Carlos Ferreyra
Esto se llama, en la fraseología de la abuela, “meterse en camisa de once varas”. Para los legos, las camisas de los lagartijos porfirianos llevaban unas varillas para mantenerlas estiradas, sin una arruga y con el cuello alargado, enhiesto, una real tortura.
Hace muchas lunas dejó de gustarme el cine. Quizá desde que lo convirtieron en salitas con películas de televisión, breves y obvias, y además decidieron que todo es arte, pretexto para desgraciarle a los seres simples, de corazón blando y espíritu noble, como es mi caso, lo que era diversión, sufrimiento o emoción pura.
Hablo de las películas anteriores al Cine de Aliento que fue el principio del fin para una industria boyante, con un público fiel que asistía a las enormes salas con atuendo dominguero—los señores, traje y corbata—y con la familia en pleno. Una especie de ritual que solo variaba de familia a familia.
Explico: en el cine Eréndira de Morelia mi padre y mi madre con mi hermana se iban a luneta, donde gozaban la comodidad de butacas. Mi hermano y yo nos trepábamos a galería, que costaba menos de la mitad y con la diferencia nos atascábamos de pepitas de calabaza tostadas, de garbanza cocida en agua de sal y de alguna otra exquisitez parecida.

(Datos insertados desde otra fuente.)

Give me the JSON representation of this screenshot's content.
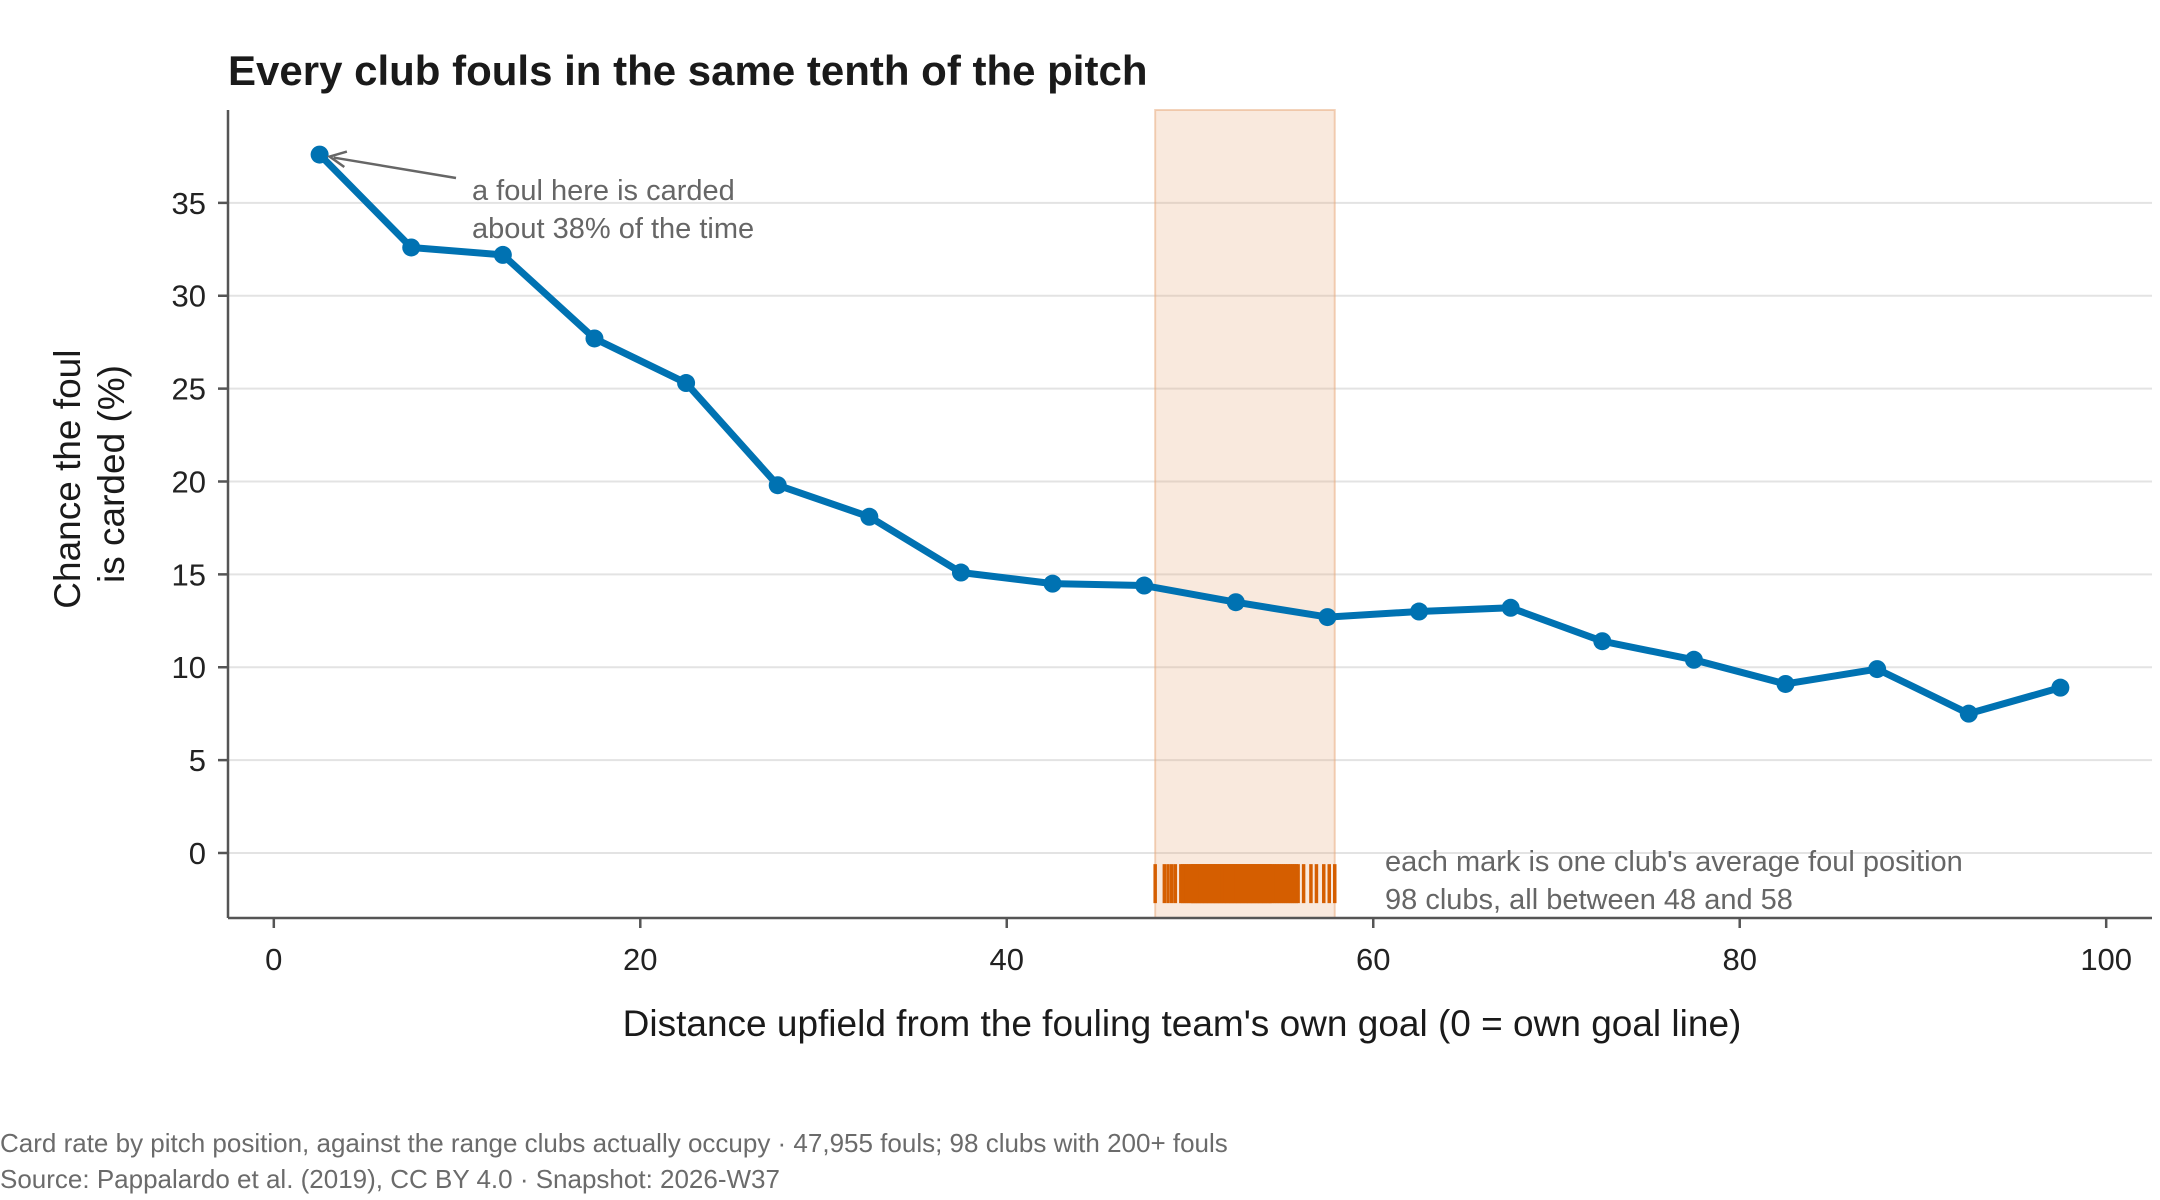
{
  "chart_data": {
    "type": "line",
    "title": "Every club fouls in the same tenth of the pitch",
    "xlabel": "Distance upfield from the fouling team's own goal (0 = own goal line)",
    "ylabel_lines": [
      "Chance the foul",
      "is carded (%)"
    ],
    "xlim": [
      -2.5,
      102.5
    ],
    "ylim": [
      -3.5,
      40
    ],
    "xticks": [
      0,
      20,
      40,
      60,
      80,
      100
    ],
    "yticks": [
      0,
      5,
      10,
      15,
      20,
      25,
      30,
      35
    ],
    "grid": "horizontal",
    "series": [
      {
        "x": [
          2.5,
          7.5,
          12.5,
          17.5,
          22.5,
          27.5,
          32.5,
          37.5,
          42.5,
          47.5,
          52.5,
          57.5,
          62.5,
          67.5,
          72.5,
          77.5,
          82.5,
          87.5,
          92.5,
          97.5
        ],
        "y": [
          37.6,
          32.6,
          32.2,
          27.7,
          25.3,
          19.8,
          18.1,
          15.1,
          14.5,
          14.4,
          13.5,
          12.7,
          13.0,
          13.2,
          11.4,
          10.4,
          9.1,
          9.9,
          7.5,
          8.9
        ],
        "color": "#0072b2"
      }
    ],
    "highlight_band": {
      "x": [
        48.1,
        57.9
      ],
      "color": "#e8a878"
    },
    "club_positions": {
      "color": "#d55e00",
      "values": [
        48.1,
        48.6,
        48.8,
        49.0,
        49.2,
        49.5,
        49.7,
        49.8,
        49.9,
        50.0,
        50.1,
        50.2,
        50.3,
        50.4,
        50.5,
        50.6,
        50.7,
        50.8,
        50.9,
        51.0,
        51.1,
        51.2,
        51.3,
        51.4,
        51.5,
        51.6,
        51.7,
        51.8,
        51.9,
        52.0,
        52.1,
        52.2,
        52.3,
        52.4,
        52.5,
        52.6,
        52.7,
        52.8,
        52.9,
        53.0,
        53.1,
        53.2,
        53.3,
        53.4,
        53.5,
        53.6,
        53.7,
        53.8,
        53.9,
        54.0,
        54.1,
        54.2,
        54.3,
        54.4,
        54.5,
        54.6,
        54.7,
        54.8,
        54.9,
        55.0,
        55.1,
        55.2,
        55.3,
        55.4,
        55.5,
        55.6,
        55.7,
        55.8,
        55.9,
        56.2,
        56.6,
        56.9,
        57.3,
        57.6,
        57.9,
        49.6,
        50.15,
        50.35,
        50.55,
        50.75,
        50.95,
        51.15,
        51.35,
        51.55,
        51.75,
        51.95,
        52.15,
        52.35,
        52.55,
        52.75,
        52.95,
        53.15,
        53.35,
        53.55,
        53.75,
        53.95,
        54.15,
        54.35
      ]
    },
    "annotations": [
      {
        "lines": [
          "a foul here is carded",
          "about 38% of the time"
        ],
        "points_to": {
          "x": 2.5,
          "y": 37.6
        }
      },
      {
        "lines": [
          "each mark is one club's average foul position",
          "98 clubs, all between 48 and 58"
        ]
      }
    ],
    "caption_lines": [
      "Card rate by pitch position, against the range clubs actually occupy  ·  47,955 fouls; 98 clubs with 200+ fouls",
      "Source: Pappalardo et al. (2019), CC BY 4.0  ·  Snapshot: 2026-W37"
    ]
  }
}
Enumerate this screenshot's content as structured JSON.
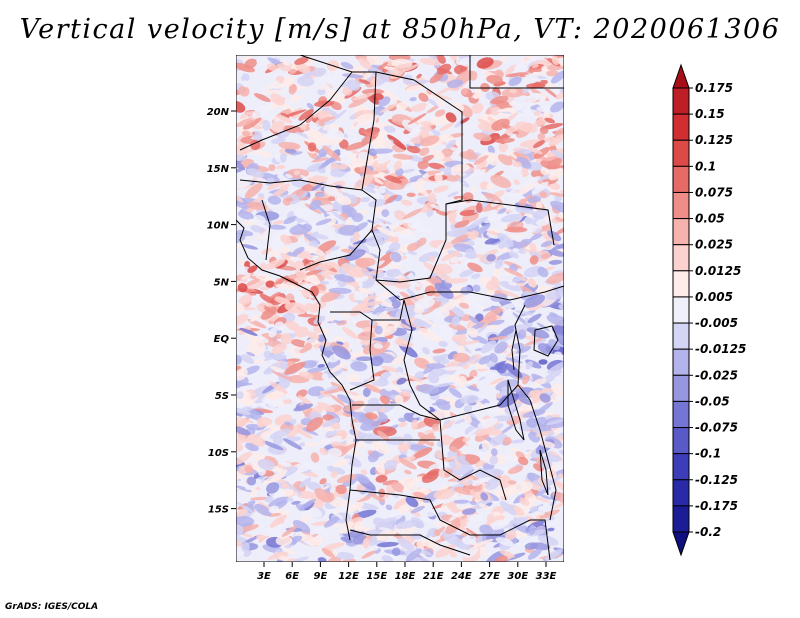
{
  "title": "Vertical velocity [m/s] at 850hPa, VT: 2020061306",
  "credit": "GrADS: IGES/COLA",
  "map": {
    "lon_labels": [
      "3E",
      "6E",
      "9E",
      "12E",
      "15E",
      "18E",
      "21E",
      "24E",
      "27E",
      "30E",
      "33E"
    ],
    "lat_labels": [
      "20N",
      "15N",
      "10N",
      "5N",
      "EQ",
      "5S",
      "10S",
      "15S"
    ]
  },
  "colorbar": {
    "labels": [
      "0.175",
      "0.15",
      "0.125",
      "0.1",
      "0.075",
      "0.05",
      "0.025",
      "0.0125",
      "0.005",
      "-0.005",
      "-0.0125",
      "-0.025",
      "-0.05",
      "-0.075",
      "-0.1",
      "-0.125",
      "-0.175",
      "-0.2"
    ],
    "colors": [
      "#a50f15",
      "#be1e26",
      "#d02e31",
      "#dc4a48",
      "#e66b66",
      "#ef8e88",
      "#f6b2ad",
      "#fbd2cf",
      "#feecea",
      "#f0f0fb",
      "#d4d4f4",
      "#b4b4ec",
      "#9797e1",
      "#7575d5",
      "#5959c8",
      "#3d3db9",
      "#2a2aa8",
      "#1c1c96",
      "#0f0f80"
    ]
  }
}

La clasificación de las cintas era muy puntual y como no conocíamos el cine europeo, no corríamos el riesgo de ver mujeres en cueros ni escenas en las que parejas cometían actos propios para esposos y en la más absoluta intimidad.
Apreciábamos los hermosos paisajes, poéticos, de Gabriel Figueroa; la eterna lucha de los pobres contra los heredoporfirianos y la templanza y heroicidad de nuestros hombres del campo. Una maestra, María Félix, enfrentando al cacique de horca y cuchillo después de entrevistar al presidente Miguel Alemán quien le dio el encargo como mentora rural.
Y qué agregar a la lucha de clases cuando Nosotros los pobres y Ustedes los ricos, se enfrentan en un duelo moral en el que, claro gana el pueblo bueno pero no sin antes sufrir espantosas pérdidas como la muerte en un incendio de el Torito, un niño de meses, desgarradora escena con Pedro Infante abrazado al cadáver, berreando y hablándole como si no hubiese muerto.
Todo mundo si no lloraba abiertamente, moqueaba con disimulo se llevaba el pañuelo a los ojos, sonreía forzadamente y esperaba la siguiente cinta. Porque las funciones eran dobles y había un intermedio para que los señores fumaran, cosa que igualmente hacían durante la exhibición, o tomaran algún refrigerio.
Era un cine mexicano que apelaba a los sentimientos, dirigido al corazón de cada espectador. Y no había que analizarlo, sólo gozarlo o sufrirlo.
Hoy el cine es tan distinto, que no encuentro motivo de celebración porque premian películas gringas dirigidas o producidas por entes nacidos en México pero hace mucho no son mexicanos, son American citizens y, en verdad, no les encuentro pies ni cabeza.
Un día fui a ver La La Land, un musical que no hubiese servido ni como promocional en los tiempos de las grandes películas del género. Piense el lector en los enormes bailarines que quedaron para el eterno recuerdo.
Después se me ocurrió ver a Coco. Entre retortijones de indignación, me pareció que le han dado a esa película un valor falso: no es producto de una investigación antropológica ni es tampoco la revelación del Mictlán mexicano. Es una farsa y como tal es un mensaje desorientador para quien quiera conocer la hermosa tradición del Día de Muertos que tiene como punto esencial el estado de Michoacán y la zona lacustre donde mora esa bella etnia tarasca, purépecha o purembe.
Me disgustó tanto como el desfile de mojigangas en la película del 007 sobre el techo de un edificio que debía ser sagrado por histórico: la Casona de Xicoténcatl, antigua sede senatorial. Los alebrijes que el disparatado Ternurita decidió convertir en “tradición” con un desfile anual.
Para rematar mi periplo cinematográfico asistí al refrito del Monstruo de la Laguna Verde, somnífera obra de mi juventud ahora en versión moderna, con una historia inconcebible y un final increíble. Lo menos, una mujer enamorada de un batracio humanoide al que le surten una tanda de balazos, pero como lagartija sin cola, se recupera instantáneamente.
No sentí la menor emoción en las cintas mencionadas. Y aunque me reprenda mi querido Miguel Caine, no entiendo cuáles son los valores artísticos, literarios, visuales que se premian en los Óscares.
En todo caso son obras Made in Hollywood, by American citizens que pronto nos asestarán unos cuantos consejos a los mexicanitos para que nos desapendejemos y seamos grandes… como ellos.